PÂNICO MORAL - O cérebro estilhaçado de um viciado em televisão
Design : Rob Schröder [NL]
Se existem viciados em televisão, um deles é o designer e realizador Rob Schröder. Durante anos, ele viu televisão em três ecrãs em simultâneo, gravando em cassetes o que mais o impressionou de fascinante, importante, estranho, repulsivo ou simplesmente chocante. Em Moral Panic , Rob Schröder procedeu a uma montagem de quarenta anos de experiência de visionamento numa colagem assombrosa de imagens iconográficas, material grotesco e rostos esquecidos. Moral Panic é uma viagem em ritmo acelerado que nos leva a pensar se o sério e o escabroso passaram a ser uma e a mesma coisa. Moral Panic é um requiem por um vício — o enterro de um meio de comunicação.

CRONOLOGIA
Design: Jan van Toorn [NL]
As linguagens visuais do design gráfico e de comunicação desenvolveram-se ao longo de pouco mais de um século. Durante este período, alguns designers e movimentos desencadearam inovações radicais, seguindo-se outros que desenvolveram novas utilizações e aplicações para as formas já existentes.

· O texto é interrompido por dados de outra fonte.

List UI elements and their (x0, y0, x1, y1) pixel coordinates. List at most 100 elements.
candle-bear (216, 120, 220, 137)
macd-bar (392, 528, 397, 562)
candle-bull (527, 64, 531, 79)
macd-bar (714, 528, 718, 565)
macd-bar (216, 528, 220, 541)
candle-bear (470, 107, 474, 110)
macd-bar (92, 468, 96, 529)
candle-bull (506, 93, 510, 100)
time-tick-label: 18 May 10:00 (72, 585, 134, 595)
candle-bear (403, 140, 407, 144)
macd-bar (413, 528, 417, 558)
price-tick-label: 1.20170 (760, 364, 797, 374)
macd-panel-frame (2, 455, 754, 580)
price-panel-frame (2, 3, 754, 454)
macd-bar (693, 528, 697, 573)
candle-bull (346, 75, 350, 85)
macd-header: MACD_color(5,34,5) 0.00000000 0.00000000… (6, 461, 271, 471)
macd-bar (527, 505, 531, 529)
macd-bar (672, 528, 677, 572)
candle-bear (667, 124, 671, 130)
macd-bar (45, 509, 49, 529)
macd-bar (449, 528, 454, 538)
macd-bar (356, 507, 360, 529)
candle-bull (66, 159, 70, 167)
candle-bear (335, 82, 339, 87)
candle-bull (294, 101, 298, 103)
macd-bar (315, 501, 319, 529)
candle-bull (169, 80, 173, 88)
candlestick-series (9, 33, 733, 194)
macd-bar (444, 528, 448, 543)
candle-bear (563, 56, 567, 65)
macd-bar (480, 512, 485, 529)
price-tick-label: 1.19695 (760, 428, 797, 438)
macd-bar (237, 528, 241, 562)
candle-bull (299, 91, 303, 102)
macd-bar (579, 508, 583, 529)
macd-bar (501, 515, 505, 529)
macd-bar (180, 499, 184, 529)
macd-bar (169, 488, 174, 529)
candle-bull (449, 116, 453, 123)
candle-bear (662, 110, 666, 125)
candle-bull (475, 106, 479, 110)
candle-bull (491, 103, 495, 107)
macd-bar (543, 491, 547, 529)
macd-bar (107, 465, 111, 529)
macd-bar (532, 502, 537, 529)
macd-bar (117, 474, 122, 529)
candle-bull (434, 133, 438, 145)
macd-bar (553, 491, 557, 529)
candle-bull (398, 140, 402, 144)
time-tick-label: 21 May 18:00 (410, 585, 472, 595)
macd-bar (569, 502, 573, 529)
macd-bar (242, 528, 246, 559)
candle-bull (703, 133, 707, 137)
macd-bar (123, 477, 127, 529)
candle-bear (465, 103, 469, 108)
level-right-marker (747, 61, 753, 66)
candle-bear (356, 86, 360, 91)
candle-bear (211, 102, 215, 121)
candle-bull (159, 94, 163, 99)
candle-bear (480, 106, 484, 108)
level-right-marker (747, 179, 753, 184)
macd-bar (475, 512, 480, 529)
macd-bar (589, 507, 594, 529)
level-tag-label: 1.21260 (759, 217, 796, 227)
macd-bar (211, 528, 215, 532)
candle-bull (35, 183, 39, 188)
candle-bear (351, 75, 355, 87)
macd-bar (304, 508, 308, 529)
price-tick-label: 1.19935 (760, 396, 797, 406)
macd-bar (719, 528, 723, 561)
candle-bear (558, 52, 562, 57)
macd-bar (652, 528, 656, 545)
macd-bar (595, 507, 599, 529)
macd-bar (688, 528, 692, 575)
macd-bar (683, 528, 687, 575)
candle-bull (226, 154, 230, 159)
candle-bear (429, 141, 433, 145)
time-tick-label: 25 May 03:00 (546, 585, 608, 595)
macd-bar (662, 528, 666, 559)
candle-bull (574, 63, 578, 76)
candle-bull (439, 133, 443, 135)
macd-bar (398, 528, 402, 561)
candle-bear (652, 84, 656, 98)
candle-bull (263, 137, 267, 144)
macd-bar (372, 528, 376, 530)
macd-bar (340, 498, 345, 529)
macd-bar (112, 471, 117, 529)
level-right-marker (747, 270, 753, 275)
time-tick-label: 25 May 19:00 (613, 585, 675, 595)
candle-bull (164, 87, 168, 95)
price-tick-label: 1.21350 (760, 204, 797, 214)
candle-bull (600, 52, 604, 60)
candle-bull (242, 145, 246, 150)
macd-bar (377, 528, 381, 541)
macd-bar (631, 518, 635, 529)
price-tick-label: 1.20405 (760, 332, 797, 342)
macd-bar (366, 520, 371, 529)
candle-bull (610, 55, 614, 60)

Mudança e sistema vigente alternaram-se, desde a primeira década do séc. XX, passando pela maturidade dos anos 30, pelo novo élan da década de 60 e culminando no estilo global dos anos 80 e 90. Os quatro módulos desta “historical timeline” formam uma exposição dentro da exposição, realçando os ícones do design e da cultura visual que moldaram o léxico do design de comunicação.